Winkler Prins Encyclopedie

E. de Bruyne, G.B.J. Hiltermann en H.R. Hoetink (1947)

Gepubliceerd op 07-02-2022

Franz xaver EGGERSDORFER

betekenis & definitie

Duits paedagoog, R.K. priester (Pörndorf, Neder-Beieren, 22 Febr. 1879), studeerde te Passau en te München, waar hij later leider werd van het Pädagogisches Seminar. Eggersdorfer was in 1922 een van de oprichters van het Deutsche Institut für wissenschaftliche Pädagogik te Münster in W., dat verscheidene uitgaven verzorgt {Vierteljahrschr.f. wissensch.

Päd.; Hdb. d. Erziehungswissensch.; Lexikon d. Päd. d. Gegenwart). Eggersdorfer publiceerde tal van paedagogische artikelen en geschriftjes. Hij was professor a. d. phil.-theol. hogeschool te Passau (sedert 1911) en aan de Universiteit van Münster.

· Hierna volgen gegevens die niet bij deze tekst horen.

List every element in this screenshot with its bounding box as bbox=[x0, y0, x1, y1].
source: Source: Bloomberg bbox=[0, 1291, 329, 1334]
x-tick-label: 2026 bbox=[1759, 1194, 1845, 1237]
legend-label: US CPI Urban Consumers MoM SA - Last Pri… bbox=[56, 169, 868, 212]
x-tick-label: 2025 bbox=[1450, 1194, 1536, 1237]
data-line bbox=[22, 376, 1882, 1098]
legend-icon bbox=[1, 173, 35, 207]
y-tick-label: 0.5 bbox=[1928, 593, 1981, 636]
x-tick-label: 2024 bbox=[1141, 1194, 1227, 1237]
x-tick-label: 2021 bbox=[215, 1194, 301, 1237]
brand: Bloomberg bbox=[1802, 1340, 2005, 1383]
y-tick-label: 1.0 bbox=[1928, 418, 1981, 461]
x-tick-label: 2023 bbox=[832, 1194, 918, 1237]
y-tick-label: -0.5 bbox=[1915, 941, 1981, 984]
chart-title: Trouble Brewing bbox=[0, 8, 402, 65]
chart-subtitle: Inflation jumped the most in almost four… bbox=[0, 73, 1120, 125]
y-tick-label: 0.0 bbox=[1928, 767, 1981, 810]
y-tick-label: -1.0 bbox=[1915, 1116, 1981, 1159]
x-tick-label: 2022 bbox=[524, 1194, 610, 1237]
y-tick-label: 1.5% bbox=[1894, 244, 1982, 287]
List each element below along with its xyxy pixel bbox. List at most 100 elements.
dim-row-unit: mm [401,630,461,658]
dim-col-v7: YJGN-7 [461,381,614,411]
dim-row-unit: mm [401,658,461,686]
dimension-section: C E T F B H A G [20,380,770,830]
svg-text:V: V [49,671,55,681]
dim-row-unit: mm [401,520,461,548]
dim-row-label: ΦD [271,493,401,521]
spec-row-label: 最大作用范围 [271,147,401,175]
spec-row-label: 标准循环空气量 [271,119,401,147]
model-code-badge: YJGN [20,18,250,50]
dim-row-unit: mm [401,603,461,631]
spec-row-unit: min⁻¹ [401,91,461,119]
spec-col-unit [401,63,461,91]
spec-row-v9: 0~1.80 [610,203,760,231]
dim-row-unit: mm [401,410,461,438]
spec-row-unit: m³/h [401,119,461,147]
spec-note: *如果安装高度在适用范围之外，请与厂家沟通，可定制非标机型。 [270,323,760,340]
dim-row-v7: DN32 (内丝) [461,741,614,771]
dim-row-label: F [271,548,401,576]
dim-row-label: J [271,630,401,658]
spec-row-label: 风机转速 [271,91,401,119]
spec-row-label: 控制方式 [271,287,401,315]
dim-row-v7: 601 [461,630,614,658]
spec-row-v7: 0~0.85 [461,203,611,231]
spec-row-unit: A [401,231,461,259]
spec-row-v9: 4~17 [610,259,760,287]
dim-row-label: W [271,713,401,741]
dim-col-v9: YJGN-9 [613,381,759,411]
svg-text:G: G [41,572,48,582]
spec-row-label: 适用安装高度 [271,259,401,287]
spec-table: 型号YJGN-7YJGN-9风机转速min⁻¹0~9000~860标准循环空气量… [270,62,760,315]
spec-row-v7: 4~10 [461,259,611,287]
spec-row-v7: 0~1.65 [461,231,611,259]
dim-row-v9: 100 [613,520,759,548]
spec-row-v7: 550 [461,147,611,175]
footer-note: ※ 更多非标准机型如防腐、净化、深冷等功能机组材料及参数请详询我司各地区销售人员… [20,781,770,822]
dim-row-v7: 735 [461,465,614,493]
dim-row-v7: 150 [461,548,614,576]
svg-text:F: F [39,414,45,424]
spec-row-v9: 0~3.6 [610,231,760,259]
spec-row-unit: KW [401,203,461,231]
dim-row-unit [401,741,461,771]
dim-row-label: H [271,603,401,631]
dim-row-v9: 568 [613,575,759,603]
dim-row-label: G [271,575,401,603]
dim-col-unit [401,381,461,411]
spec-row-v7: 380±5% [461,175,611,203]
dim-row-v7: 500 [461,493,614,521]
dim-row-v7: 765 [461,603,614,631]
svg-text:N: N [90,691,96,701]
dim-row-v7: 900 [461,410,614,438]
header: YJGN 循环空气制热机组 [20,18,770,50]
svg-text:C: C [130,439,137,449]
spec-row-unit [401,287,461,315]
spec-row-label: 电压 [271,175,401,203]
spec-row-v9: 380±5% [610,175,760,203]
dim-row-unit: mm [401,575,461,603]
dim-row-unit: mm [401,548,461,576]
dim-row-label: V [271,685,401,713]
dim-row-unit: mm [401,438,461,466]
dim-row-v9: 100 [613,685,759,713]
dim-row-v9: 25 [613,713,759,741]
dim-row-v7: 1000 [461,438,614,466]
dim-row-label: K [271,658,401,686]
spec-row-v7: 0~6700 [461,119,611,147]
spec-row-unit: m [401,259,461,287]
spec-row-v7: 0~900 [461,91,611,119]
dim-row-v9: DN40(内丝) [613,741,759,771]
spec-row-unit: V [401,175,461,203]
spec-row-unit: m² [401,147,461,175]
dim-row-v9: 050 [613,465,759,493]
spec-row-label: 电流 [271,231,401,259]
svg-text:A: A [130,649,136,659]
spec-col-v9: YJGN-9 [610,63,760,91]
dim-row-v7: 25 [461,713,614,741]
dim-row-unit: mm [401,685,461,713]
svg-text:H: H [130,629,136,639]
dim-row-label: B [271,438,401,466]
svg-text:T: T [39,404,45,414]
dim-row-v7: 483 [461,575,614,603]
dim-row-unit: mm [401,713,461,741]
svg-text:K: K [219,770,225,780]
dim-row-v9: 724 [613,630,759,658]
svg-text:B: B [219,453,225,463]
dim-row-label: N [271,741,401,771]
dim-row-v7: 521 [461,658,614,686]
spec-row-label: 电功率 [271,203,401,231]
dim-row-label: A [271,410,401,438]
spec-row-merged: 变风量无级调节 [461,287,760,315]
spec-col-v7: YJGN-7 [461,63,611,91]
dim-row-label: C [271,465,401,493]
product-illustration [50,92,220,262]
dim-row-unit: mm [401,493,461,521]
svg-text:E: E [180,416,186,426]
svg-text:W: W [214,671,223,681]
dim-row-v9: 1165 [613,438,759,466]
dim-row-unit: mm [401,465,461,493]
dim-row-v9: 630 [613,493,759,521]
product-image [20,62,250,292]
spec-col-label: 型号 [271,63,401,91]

Als iste deel van het Hdb. d. Erziehungswissensch., waarvan hij mede-redacteur is, verscheen zijn meest bekende werk: Jugendbildung. Hierin geeft hij een historisch overzicht over de stromingen op het terrein der didactiek en bouwt er een synthese uit op, een nieuwe onderwijskunde, die zich bezig houdt met het leerplan, de methodiek en de vormende waarde van de leerstof. Vooral het begrip „vorming” wordt door hem omlijnd. Hij acht alzijdige vorming slechts mogelijk indien zij in levend contact staat met het rijk der natuur, der cultuur en met name dat der godsdienst en indien zij haar concentratie ontvangt vanuit een diepere levensbeschouwing en de mens in zijn diepste lagen beroert. Alle onderwijs moet opvoedend zijn en gericht op de gehele mens. Eggersdorfer wenst de onderwijskunde te scheiden van de opvoedkunde zonder haar innige samenhang te willen voorbijzien.Bibi.: Jugendbildung. Allgemeine Theorie des Schulunterrichts (1928); Das Ziel der Erziehung (1925); Weltanschauung und Erziehungswissenschaft. Rede (1922); Die Asketik der H. Franz, von Sales (1901); Der H. Augustin als Pädagoge (1907), enz.